Maltese trader and explorer

Andrea Debono (7 November 1821 – 29 October 1871), also known as Latif Effendi, was a Maltese trader and explorer who was one of the first Europeans to explore the area around the White Nile in the mid-19th century.

== Biography ==
Debono was born on 7 November 1821 in Senglea, Malta. He was the son of Michael Debono, a captain of the merchant navy, and his wife Teresa née Carabott. He had a twin sister named Battistina. During his youth, Debono studied medicine and chemistry.

The Debono family later emigrated to Alexandria in Egypt, and Andrea Debono worked in a hospital. Andrea and Battistina moved to Cairo after their parents died, and later to Khartoum in the Sudan in 1848, where Andrea built a corn mill and was involved in the production of building materials. Debono married Victoria, an Abyssinian, and they had three children but two of them died in infancy.

In 1851, Debono began to serve the Egyptian Governor of Sudan and adopted the name of Latif Effendi. He made significant profits from the ivory trade, and he employed around 400 men as porters or boatmen. At this point he also began exploring the Nile, and he was the first European to explore the Sobat River tributary of the White Nile, reaching the cataracts beyond Gondokoro. He reached the Djiamoudj rapids in April 1853, acquiring knowledge of Lake Albert and the Semliki River. He made a 300 mile journey to the mouth of the Sobat in 1854–1855 together with his wife, his son and later his agent Philippe Terranuova. At one point, their boats were grounded for six months due to the dry season and they were threatened by hostile natives.

Between 1855 and 1856, Debono was the British Consular Agent in Khartoum.
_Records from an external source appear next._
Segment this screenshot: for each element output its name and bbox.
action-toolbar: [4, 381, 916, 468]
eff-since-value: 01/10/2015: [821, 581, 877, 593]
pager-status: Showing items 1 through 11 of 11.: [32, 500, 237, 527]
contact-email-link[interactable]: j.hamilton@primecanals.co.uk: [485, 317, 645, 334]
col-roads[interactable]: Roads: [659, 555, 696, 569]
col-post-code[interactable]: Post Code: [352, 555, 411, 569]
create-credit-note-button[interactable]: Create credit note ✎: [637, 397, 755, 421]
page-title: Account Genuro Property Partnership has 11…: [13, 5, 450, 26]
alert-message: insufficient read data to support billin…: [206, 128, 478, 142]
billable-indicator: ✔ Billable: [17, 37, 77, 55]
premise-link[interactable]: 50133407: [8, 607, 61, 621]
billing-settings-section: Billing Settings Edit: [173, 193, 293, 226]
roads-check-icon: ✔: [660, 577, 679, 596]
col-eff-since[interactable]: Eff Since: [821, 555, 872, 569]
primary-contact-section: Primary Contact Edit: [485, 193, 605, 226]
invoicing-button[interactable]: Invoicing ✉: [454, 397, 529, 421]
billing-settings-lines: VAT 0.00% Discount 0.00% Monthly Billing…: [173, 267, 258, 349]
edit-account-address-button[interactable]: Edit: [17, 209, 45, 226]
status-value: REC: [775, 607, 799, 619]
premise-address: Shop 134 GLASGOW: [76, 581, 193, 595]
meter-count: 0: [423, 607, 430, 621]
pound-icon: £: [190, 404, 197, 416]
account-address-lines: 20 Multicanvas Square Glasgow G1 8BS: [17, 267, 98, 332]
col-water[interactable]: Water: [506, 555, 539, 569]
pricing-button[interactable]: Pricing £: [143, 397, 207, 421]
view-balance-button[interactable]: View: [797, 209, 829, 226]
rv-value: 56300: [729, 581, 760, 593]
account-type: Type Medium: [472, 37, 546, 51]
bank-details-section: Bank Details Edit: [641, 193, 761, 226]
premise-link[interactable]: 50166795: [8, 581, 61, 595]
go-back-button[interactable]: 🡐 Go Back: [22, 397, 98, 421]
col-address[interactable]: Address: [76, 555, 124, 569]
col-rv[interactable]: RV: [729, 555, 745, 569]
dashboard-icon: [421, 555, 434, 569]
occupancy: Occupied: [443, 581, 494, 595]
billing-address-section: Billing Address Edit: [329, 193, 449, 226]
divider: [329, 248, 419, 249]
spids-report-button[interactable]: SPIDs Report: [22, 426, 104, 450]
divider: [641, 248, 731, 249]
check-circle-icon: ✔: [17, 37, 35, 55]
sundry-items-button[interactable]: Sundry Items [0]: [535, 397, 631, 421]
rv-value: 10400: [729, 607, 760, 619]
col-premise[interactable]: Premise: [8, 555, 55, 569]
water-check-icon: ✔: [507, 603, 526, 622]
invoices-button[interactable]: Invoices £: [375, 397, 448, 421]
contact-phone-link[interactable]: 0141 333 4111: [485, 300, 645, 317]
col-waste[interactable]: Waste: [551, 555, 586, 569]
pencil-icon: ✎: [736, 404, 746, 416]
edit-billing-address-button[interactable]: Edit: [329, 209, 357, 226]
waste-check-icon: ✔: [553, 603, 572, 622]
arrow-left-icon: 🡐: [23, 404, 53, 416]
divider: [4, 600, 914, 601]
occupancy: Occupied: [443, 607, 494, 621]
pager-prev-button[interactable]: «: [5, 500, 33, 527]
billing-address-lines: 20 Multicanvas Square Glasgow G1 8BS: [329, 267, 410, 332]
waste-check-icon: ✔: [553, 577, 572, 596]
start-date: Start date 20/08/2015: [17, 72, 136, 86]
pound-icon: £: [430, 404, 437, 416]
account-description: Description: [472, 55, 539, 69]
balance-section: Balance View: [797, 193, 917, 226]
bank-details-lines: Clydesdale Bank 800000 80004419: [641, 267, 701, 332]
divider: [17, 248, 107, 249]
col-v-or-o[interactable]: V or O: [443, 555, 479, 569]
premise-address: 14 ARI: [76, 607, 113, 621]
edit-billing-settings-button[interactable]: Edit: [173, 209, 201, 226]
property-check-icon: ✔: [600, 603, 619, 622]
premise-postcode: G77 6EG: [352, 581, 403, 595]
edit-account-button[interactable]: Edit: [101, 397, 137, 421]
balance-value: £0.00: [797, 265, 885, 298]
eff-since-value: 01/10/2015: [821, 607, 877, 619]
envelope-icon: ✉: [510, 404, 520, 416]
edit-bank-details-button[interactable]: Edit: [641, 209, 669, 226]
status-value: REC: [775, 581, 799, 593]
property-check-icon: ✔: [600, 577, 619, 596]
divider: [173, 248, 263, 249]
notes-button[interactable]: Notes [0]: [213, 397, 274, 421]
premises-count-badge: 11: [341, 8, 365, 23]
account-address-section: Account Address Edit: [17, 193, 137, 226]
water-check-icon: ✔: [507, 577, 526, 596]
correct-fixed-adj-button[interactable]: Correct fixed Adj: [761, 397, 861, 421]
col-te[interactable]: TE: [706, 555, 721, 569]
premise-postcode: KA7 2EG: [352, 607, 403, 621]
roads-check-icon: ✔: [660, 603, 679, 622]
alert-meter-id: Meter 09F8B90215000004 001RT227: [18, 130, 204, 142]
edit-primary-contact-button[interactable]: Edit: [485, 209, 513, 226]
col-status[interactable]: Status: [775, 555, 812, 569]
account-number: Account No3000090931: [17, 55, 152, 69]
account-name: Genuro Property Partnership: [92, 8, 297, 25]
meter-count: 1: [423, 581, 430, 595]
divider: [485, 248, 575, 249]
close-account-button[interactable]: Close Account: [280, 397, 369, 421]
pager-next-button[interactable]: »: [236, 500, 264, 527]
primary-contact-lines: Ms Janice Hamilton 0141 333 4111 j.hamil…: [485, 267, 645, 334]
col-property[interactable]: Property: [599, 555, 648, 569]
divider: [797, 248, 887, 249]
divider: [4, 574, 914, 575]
In 1859 he explored Gondokoro once again, publishing a book about his travels three years later.
He was accompanied by the Italian explorer Giovanni Miani
Samuel Baker wrote, "de Bono's people are the worst of the lot, having utterly destroyed the country."
In Khartoum, Consul John Petherick accused Debono and his nephew of involvement in slave trading, and although all charges were later dropped, Debono's reputation was ruined. His health declined after he lost his nephew, and he subsequently sold his property and moved back to Cairo. Debono died there on 29 October 1871 at the age of 49.

== Legacy ==
Andrea Debono was mentioned in the 1863 novel Five Weeks in a Balloon by Jules Verne.

A street in his hometown Senglea is named after him.